Entonces ellas se acordaron de sus palabras. Y al regresar del sepulcro anunciaron todo esto a los once y a todos los demás. Así se expresaba san Lucas. Y san Juan, protagonista perplejo de lo que la Magdalena anunciaba, cuenta que entonces entró también el otro discípulo –el proio Juan– que había llegado antes al sepulcro, vio y creyó. No entendían aún la Escritura según la cual era preciso que resucitara de entre los muertos.

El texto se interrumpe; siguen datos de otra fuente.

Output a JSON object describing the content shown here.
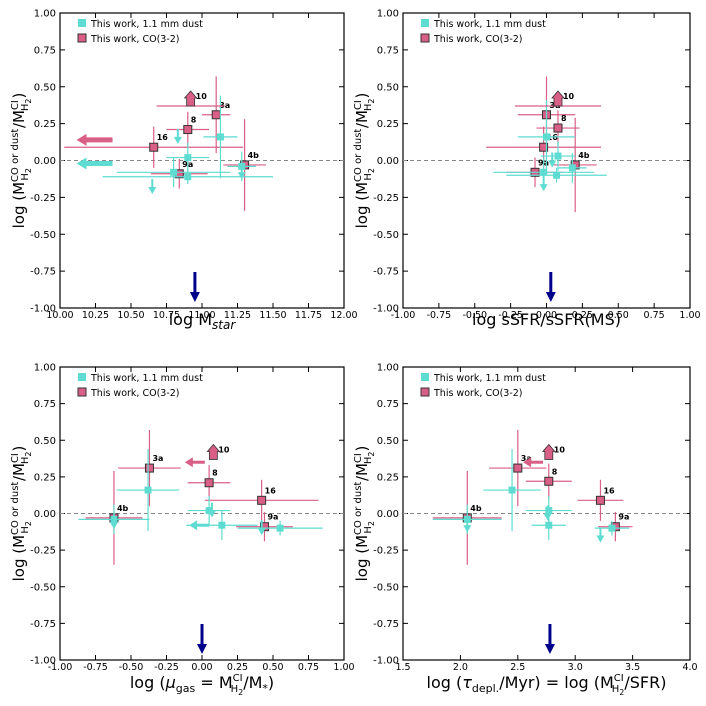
{
  "colors": {
    "co": "#d95f86",
    "dust": "#5fdcd2",
    "arrow": "#00008b",
    "line": "#888888"
  },
  "legend": {
    "dust": "This  work, 1.1 mm dust",
    "co": "This work, CO(3-2)"
  },
  "chart_data": [
    {
      "type": "scatter",
      "xlabel": "log M_star",
      "ylabel": "log (M_H2^CO or dust / M_H2^CI)",
      "xlim": [
        10.0,
        12.0
      ],
      "ylim": [
        -1.0,
        1.0
      ],
      "xticks": [
        "10.00",
        "10.25",
        "10.50",
        "10.75",
        "11.00",
        "11.25",
        "11.50",
        "11.75",
        "12.00"
      ],
      "yticks": [
        "1.00",
        "0.75",
        "0.50",
        "0.25",
        "0.00",
        "-0.25",
        "-0.50",
        "-0.75",
        "-1.00"
      ],
      "marker_value": 10.95,
      "series": [
        {
          "name": "This work, CO(3-2)",
          "points": [
            {
              "label": "3a",
              "x": 11.1,
              "y": 0.31,
              "xerr": 0.1,
              "yerr": 0.26
            },
            {
              "label": "8",
              "x": 10.9,
              "y": 0.21,
              "xerr": 0.15,
              "yerr": 0.12
            },
            {
              "label": "16",
              "x": 10.66,
              "y": 0.09,
              "xerr": 0.63,
              "yerr": 0.14
            },
            {
              "label": "9a",
              "x": 10.84,
              "y": -0.09,
              "xerr": 0.2,
              "yerr": 0.1
            },
            {
              "label": "4b",
              "x": 11.3,
              "y": -0.03,
              "xerr": 0.15,
              "yerr": 0.31
            }
          ]
        },
        {
          "name": "This  work, 1.1 mm dust",
          "points": [
            {
              "x": 11.13,
              "y": 0.16,
              "xerr": 0.12,
              "yerr": 0.28
            },
            {
              "x": 10.9,
              "y": 0.02,
              "xerr": 0.15,
              "yerr": 0.1
            },
            {
              "x": 10.8,
              "y": -0.08,
              "xerr": 0.4,
              "yerr": 0.1
            },
            {
              "x": 10.9,
              "y": -0.11,
              "xerr": 0.6,
              "yerr": 0.05
            },
            {
              "x": 11.28,
              "y": -0.04,
              "xerr": 0.1,
              "yerr": 0.1
            }
          ]
        }
      ],
      "limits": [
        {
          "label": "10",
          "x": 10.92,
          "y": 0.41,
          "xerr": 0.24,
          "dir": "up",
          "color": "co"
        },
        {
          "x": 10.83,
          "y": 0.16,
          "dir": "down",
          "color": "dust"
        },
        {
          "x": 10.65,
          "y": -0.18,
          "dir": "down",
          "color": "dust"
        },
        {
          "x": 10.37,
          "y": 0.14,
          "dir": "left",
          "color": "co"
        },
        {
          "x": 10.37,
          "y": -0.02,
          "dir": "left",
          "color": "dust"
        },
        {
          "x": 11.28,
          "y": -0.08,
          "dir": "down",
          "color": "dust"
        }
      ]
    },
    {
      "type": "scatter",
      "xlabel": "log sSFR/sSFR(MS)",
      "ylabel": "log (M_H2^CO or dust / M_H2^CI)",
      "xlim": [
        -1.0,
        1.0
      ],
      "ylim": [
        -1.0,
        1.0
      ],
      "xticks": [
        "-1.00",
        "-0.75",
        "-0.50",
        "-0.25",
        "0.00",
        "0.25",
        "0.50",
        "0.75",
        "1.00"
      ],
      "yticks": [
        "1.00",
        "0.75",
        "0.50",
        "0.25",
        "0.00",
        "-0.25",
        "-0.50",
        "-0.75",
        "-1.00"
      ],
      "marker_value": 0.03,
      "series": [
        {
          "name": "This work, CO(3-2)",
          "points": [
            {
              "label": "3a",
              "x": 0.0,
              "y": 0.31,
              "xerr": 0.2,
              "yerr": 0.26
            },
            {
              "label": "8",
              "x": 0.08,
              "y": 0.22,
              "xerr": 0.15,
              "yerr": 0.12
            },
            {
              "label": "16",
              "x": -0.02,
              "y": 0.09,
              "xerr": 0.4,
              "yerr": 0.14
            },
            {
              "label": "9a",
              "x": -0.08,
              "y": -0.08,
              "xerr": 0.2,
              "yerr": 0.1
            },
            {
              "label": "4b",
              "x": 0.2,
              "y": -0.03,
              "xerr": 0.15,
              "yerr": 0.32
            }
          ]
        },
        {
          "name": "This  work, 1.1 mm dust",
          "points": [
            {
              "x": 0.0,
              "y": 0.16,
              "xerr": 0.2,
              "yerr": 0.25
            },
            {
              "x": 0.08,
              "y": 0.03,
              "xerr": 0.12,
              "yerr": 0.1
            },
            {
              "x": -0.02,
              "y": -0.08,
              "xerr": 0.35,
              "yerr": 0.1
            },
            {
              "x": 0.07,
              "y": -0.1,
              "xerr": 0.35,
              "yerr": 0.05
            },
            {
              "x": 0.18,
              "y": -0.05,
              "xerr": 0.1,
              "yerr": 0.1
            }
          ]
        }
      ],
      "limits": [
        {
          "label": "10",
          "x": 0.08,
          "y": 0.41,
          "xerr": 0.3,
          "dir": "up",
          "color": "co"
        },
        {
          "x": -0.02,
          "y": -0.16,
          "dir": "down",
          "color": "dust"
        },
        {
          "x": 0.04,
          "y": 0.0,
          "dir": "down",
          "color": "dust"
        }
      ]
    },
    {
      "type": "scatter",
      "xlabel": "log (μgas = M_H2^CI/M*)",
      "ylabel": "log (M_H2^CO or dust / M_H2^CI)",
      "xlim": [
        -1.0,
        1.0
      ],
      "ylim": [
        -1.0,
        1.0
      ],
      "xticks": [
        "-1.00",
        "-0.75",
        "-0.50",
        "-0.25",
        "0.00",
        "0.25",
        "0.50",
        "0.75",
        "1.00"
      ],
      "yticks": [
        "1.00",
        "0.75",
        "0.50",
        "0.25",
        "0.00",
        "-0.25",
        "-0.50",
        "-0.75",
        "-1.00"
      ],
      "marker_value": 0.0,
      "series": [
        {
          "name": "This work, CO(3-2)",
          "points": [
            {
              "label": "3a",
              "x": -0.37,
              "y": 0.31,
              "xerr": 0.22,
              "yerr": 0.26
            },
            {
              "label": "8",
              "x": 0.05,
              "y": 0.21,
              "xerr": 0.15,
              "yerr": 0.12
            },
            {
              "label": "16",
              "x": 0.42,
              "y": 0.09,
              "xerr": 0.4,
              "yerr": 0.14
            },
            {
              "label": "9a",
              "x": 0.44,
              "y": -0.09,
              "xerr": 0.2,
              "yerr": 0.1
            },
            {
              "label": "4b",
              "x": -0.62,
              "y": -0.03,
              "xerr": 0.2,
              "yerr": 0.32
            }
          ]
        },
        {
          "name": "This  work, 1.1 mm dust",
          "points": [
            {
              "x": -0.38,
              "y": 0.16,
              "xerr": 0.22,
              "yerr": 0.28
            },
            {
              "x": 0.05,
              "y": 0.02,
              "xerr": 0.15,
              "yerr": 0.1
            },
            {
              "x": 0.14,
              "y": -0.08,
              "xerr": 0.25,
              "yerr": 0.1
            },
            {
              "x": 0.55,
              "y": -0.1,
              "xerr": 0.3,
              "yerr": 0.05
            },
            {
              "x": -0.62,
              "y": -0.04,
              "xerr": 0.25,
              "yerr": 0.1
            }
          ]
        }
      ],
      "limits": [
        {
          "label": "10",
          "x": 0.08,
          "y": 0.41,
          "dir": "up",
          "color": "co"
        },
        {
          "x": 0.02,
          "y": 0.35,
          "dir": "left",
          "color": "co"
        },
        {
          "x": 0.05,
          "y": -0.08,
          "dir": "left",
          "color": "dust"
        },
        {
          "x": 0.07,
          "y": 0.02,
          "dir": "down",
          "color": "dust"
        },
        {
          "x": 0.42,
          "y": -0.1,
          "dir": "down",
          "color": "dust"
        },
        {
          "x": -0.62,
          "y": -0.06,
          "dir": "down",
          "color": "dust"
        }
      ]
    },
    {
      "type": "scatter",
      "xlabel": "log (τdepl./Myr)  = log (M_H2^CI/SFR)",
      "ylabel": "log (M_H2^CO or dust / M_H2^CI)",
      "xlim": [
        1.5,
        4.0
      ],
      "ylim": [
        -1.0,
        1.0
      ],
      "xticks": [
        "1.5",
        "2.0",
        "2.5",
        "3.0",
        "3.5",
        "4.0"
      ],
      "yticks": [
        "1.00",
        "0.75",
        "0.50",
        "0.25",
        "0.00",
        "-0.25",
        "-0.50",
        "-0.75",
        "-1.00"
      ],
      "marker_value": 2.78,
      "series": [
        {
          "name": "This work, CO(3-2)",
          "points": [
            {
              "label": "3a",
              "x": 2.5,
              "y": 0.31,
              "xerr": 0.25,
              "yerr": 0.26
            },
            {
              "label": "8",
              "x": 2.77,
              "y": 0.22,
              "xerr": 0.2,
              "yerr": 0.12
            },
            {
              "label": "16",
              "x": 3.22,
              "y": 0.09,
              "xerr": 0.2,
              "yerr": 0.14
            },
            {
              "label": "9a",
              "x": 3.35,
              "y": -0.09,
              "xerr": 0.15,
              "yerr": 0.1
            },
            {
              "label": "4b",
              "x": 2.06,
              "y": -0.03,
              "xerr": 0.3,
              "yerr": 0.32
            }
          ]
        },
        {
          "name": "This  work, 1.1 mm dust",
          "points": [
            {
              "x": 2.45,
              "y": 0.16,
              "xerr": 0.25,
              "yerr": 0.28
            },
            {
              "x": 2.77,
              "y": 0.02,
              "xerr": 0.2,
              "yerr": 0.1
            },
            {
              "x": 2.77,
              "y": -0.08,
              "xerr": 0.15,
              "yerr": 0.1
            },
            {
              "x": 3.32,
              "y": -0.1,
              "xerr": 0.15,
              "yerr": 0.05
            },
            {
              "x": 2.06,
              "y": -0.04,
              "xerr": 0.3,
              "yerr": 0.1
            }
          ]
        }
      ],
      "limits": [
        {
          "label": "10",
          "x": 2.77,
          "y": 0.41,
          "dir": "up",
          "color": "co"
        },
        {
          "x": 2.72,
          "y": 0.35,
          "dir": "left",
          "color": "co"
        },
        {
          "x": 3.22,
          "y": -0.15,
          "dir": "down",
          "color": "dust"
        },
        {
          "x": 2.76,
          "y": 0.0,
          "dir": "down",
          "color": "dust"
        },
        {
          "x": 2.06,
          "y": -0.08,
          "dir": "down",
          "color": "dust"
        }
      ]
    }
  ]
}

El Apóstol manifiesta por extenso a los primeros fieles de Corinto la tremenda relevancia que tiene para el cristiano de la Resurrección de Jesús. Basten ahora estas palabras suyas: Cristo ha resucitado de entre los muertos, como primer fruto de los que mueren. Porque como por un hombre vino la muerte, también por un hombre la resurrección de los muertos. Y así como en Adán todos mueren, así también en Cristo todos serán vivificados. También hay, por consiguiente, para el hombre una vida resucitada.

¿Cómo, si no, podrían cumplirse en nosotros tantas promesas del mismo Cristo? Recordemos ahora tan sólo una, en aquellos momentos últimos, entrañables, de Jesús con sus discípulos, la víspera de su Pasión: No se turbe vuestro corazón. Creéis en Dios, creed también en mí. En la casa de mi Padre hay muchas moradas. De lo contrario, ¿os hubiera dicho que voy a prepararos un lugar? Cuando me haya marchado y os haya preparado un lugar, de nuevo vendré y os llevaré junto a mí, para que, donde yo estoy, estéis también vosotros. Y adonde yo voy, ya sabéis el camino.

Llenos de gratitud, mientras contemplamos el mundo y la vida con los ojos de la fe, por encima de estas realidades de ahora, hacemos el propósito de buscar una razón trascendente, unidos a la Madre de Dios –¡Bienaventurada porque has creído!– en cada cosa que nos ocupe en la vida.